The fact is that eminent-domain abuse is a crucial constitutional rights issue. On Tuesday, the Alabama Advisory Committee of the U.S. Commission on Civil Rights will hold a public forum at Birmingham’s historic Sixteenth Street Baptist church to address ongoing property seizures in the state. The church was not only a center of early civil rights action, but also, tragically, where four schoolgirls lost their lives in a bombing in 1963.
Current eminent domain horror stories in the South and elsewhere are not hard to find. At this writing, for example, the city of Clarksville, Tenn., is giving itself authority to seize more than 1,000 homes, businesses and churches and then resell much of the land to developers. Many who reside there are black, live on fixed incomes, and own well-maintained Victorian homes.
Eminent domain has always had an outsized impact on the constitutional rights of minorities, but most of the public didn’t notice until the U.S. Supreme Court’s 2005 ruling in Kelo v. City of New London. In Kelo, the Court endorsed the power of a local government to forcibly transfer private property to commercial interests for the purpose of “economic development.”
The Fifth Amendment requires that such seizures be for a “public use,” but that requirement can be satisfied, the Court ruled, by virtually any claim of some sort of public benefit. Many charge that Kelo gives governments a blank check to redistribute land from the poor and middle class to the wealthy.
Few protested the Kelo ruling more ardently than the National Association for the Advancement of Colored People. In an amicus brief filed in the case, it argued that “[t]he burden of eminent domain has and will continue to fall disproportionately upon racial and ethnic minorities, the elderly, and economically disadvantaged.” Unfettered eminent domain authority, the NAACP concluded, is a “license for government to coerce individuals on behalf of society’s strongest interests.”
Some earlier civil rights champions, by contrast, often ignored, or worse helped to undermine, the rights of property owners. Ironically, the same U.S. Supreme Court which handed down Brown v. Board in 1954 also issued Berman v. Parker, in which the Court allowed the District of Columbia to forcibly expel some 5,000 low-income African-Americans from their homes in order to facilitate “urban renewal.” It was Berman that enabled the massive urban renewal condemnations of later decades, which many critics dubbed “Negro removal” because they too tended to target African-Americans.
Four years ago, the city of Alabaster, Ala., used “blight” as a pretext to take 400 acres of rural property, much of it owned by low-income black people, for a new Wal-Mart. Many of the residents had lived there for generations, and two other Wal-Mart stores were located less than fifteen miles away. Several of the landowners, particularly those who lacked political clout and legal aid, ended up selling out at a discount.

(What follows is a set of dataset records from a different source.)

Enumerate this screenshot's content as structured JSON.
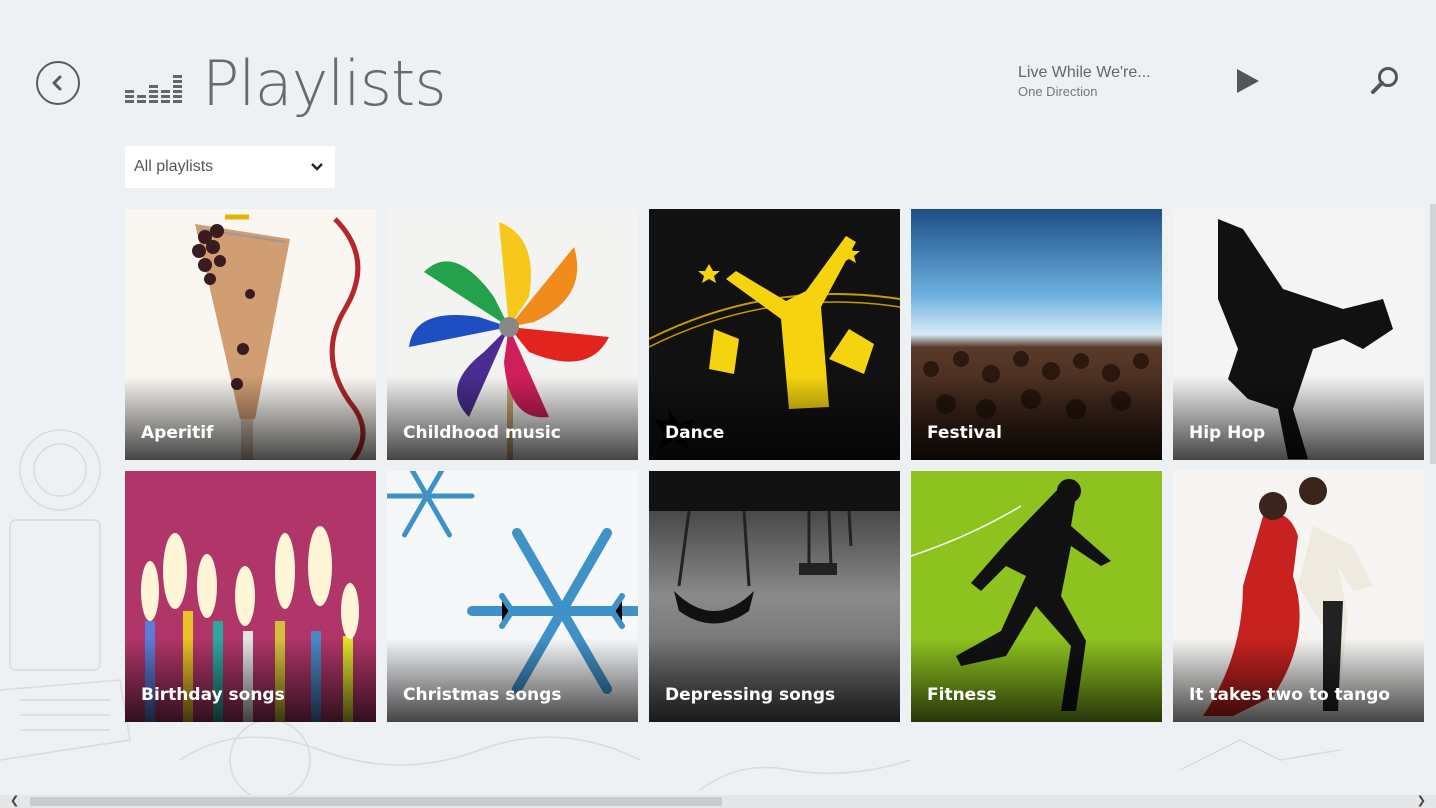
{
  "header": {
    "title": "Playlists",
    "back_icon": "back-arrow-icon",
    "logo_icon": "equalizer-icon"
  },
  "now_playing": {
    "title": "Live While We're...",
    "artist": "One Direction",
    "play_icon": "play-icon",
    "search_icon": "search-icon"
  },
  "filter": {
    "selected": "All playlists",
    "icon": "chevron-down-icon"
  },
  "playlists": [
    {
      "label": "Aperitif",
      "art": "champagne-glass"
    },
    {
      "label": "Childhood music",
      "art": "pinwheel"
    },
    {
      "label": "Dance",
      "art": "dancer-silhouettes"
    },
    {
      "label": "Festival",
      "art": "concert-crowd"
    },
    {
      "label": "Hip Hop",
      "art": "breakdancer-silhouette"
    },
    {
      "label": "Birthday songs",
      "art": "birthday-candles"
    },
    {
      "label": "Christmas songs",
      "art": "snowflakes"
    },
    {
      "label": "Depressing songs",
      "art": "swings"
    },
    {
      "label": "Fitness",
      "art": "runner-silhouette"
    },
    {
      "label": "It takes two to tango",
      "art": "tango-dancers"
    }
  ],
  "colors": {
    "background": "#eef1f3",
    "fitness_green": "#8dc21f",
    "birthday_magenta": "#b03568"
  }
}
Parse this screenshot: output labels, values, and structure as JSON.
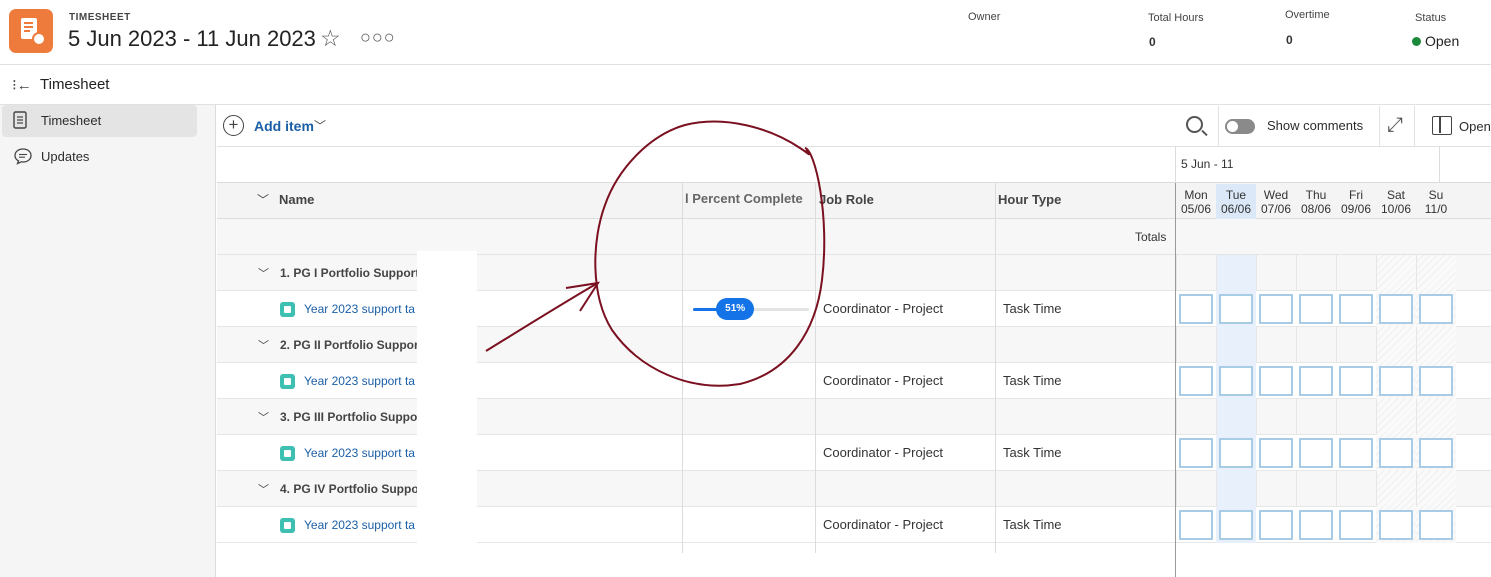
{
  "header": {
    "kicker": "TIMESHEET",
    "title": "5 Jun 2023 - 11 Jun 2023",
    "owner_label": "Owner",
    "total_hours_label": "Total Hours",
    "total_hours_value": "0",
    "overtime_label": "Overtime",
    "overtime_value": "0",
    "status_label": "Status",
    "status_value": "Open",
    "status_color": "#1a8a3a",
    "icons": {
      "app": "timesheet-icon",
      "favorite": "star-icon",
      "more": "more-icon"
    }
  },
  "subheader": {
    "title": "Timesheet",
    "icon": "collapse-panel-icon"
  },
  "nav": {
    "items": [
      {
        "label": "Timesheet",
        "icon": "document-icon",
        "active": true
      },
      {
        "label": "Updates",
        "icon": "comment-icon",
        "active": false
      }
    ]
  },
  "toolbar": {
    "add_item_label": "Add item",
    "show_comments_label": "Show comments",
    "show_comments_on": false,
    "open_label": "Open"
  },
  "grid": {
    "week_label": "5 Jun - 11",
    "columns": {
      "name": "Name",
      "percent_complete": "l Percent Complete",
      "job_role": "Job Role",
      "hour_type": "Hour Type"
    },
    "days": [
      {
        "name": "Mon",
        "date": "05/06"
      },
      {
        "name": "Tue",
        "date": "06/06"
      },
      {
        "name": "Wed",
        "date": "07/06"
      },
      {
        "name": "Thu",
        "date": "08/06"
      },
      {
        "name": "Fri",
        "date": "09/06"
      },
      {
        "name": "Sat",
        "date": "10/06"
      },
      {
        "name": "Su",
        "date": "11/0"
      }
    ],
    "today_index": 1,
    "totals_label": "Totals",
    "groups": [
      {
        "name": "1. PG I Portfolio Support",
        "task": "Year 2023 support ta",
        "percent_complete": 51,
        "percent_label": "51%",
        "job_role": "Coordinator - Project",
        "hour_type": "Task Time"
      },
      {
        "name": "2. PG II Portfolio Suppor",
        "task": "Year 2023 support ta",
        "percent_complete": null,
        "percent_label": "",
        "job_role": "Coordinator - Project",
        "hour_type": "Task Time"
      },
      {
        "name": "3. PG III Portfolio Suppo",
        "task": "Year 2023 support ta",
        "percent_complete": null,
        "percent_label": "",
        "job_role": "Coordinator - Project",
        "hour_type": "Task Time"
      },
      {
        "name": "4. PG IV Portfolio Suppo",
        "task": "Year 2023 support ta",
        "percent_complete": null,
        "percent_label": "",
        "job_role": "Coordinator - Project",
        "hour_type": "Task Time"
      }
    ]
  },
  "annotation": {
    "color": "#7a1020"
  }
}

In the three years since Kelo, 42 states, including Alabama, have enacted new laws limiting eminent domain power, but many of the new laws contain loopholes that make them easy to circumvent. Some 19 states have forbidden takings for “economic development” but continue to permit the exact same kinds of condemnations under the guise of alleviating “blight” — a concept defined so broadly that virtually any property the government covets can be declared “blighted.” If takings end up becoming a key constitutional rights issue for minorities in the 21st century, it will be fitting that the crusade against them begins in Alabama, where their victims have suffered most greatly. And there are few better places to kick off the debate than the Sixteenth Street Baptist Church, where the modern civil rights movement was born.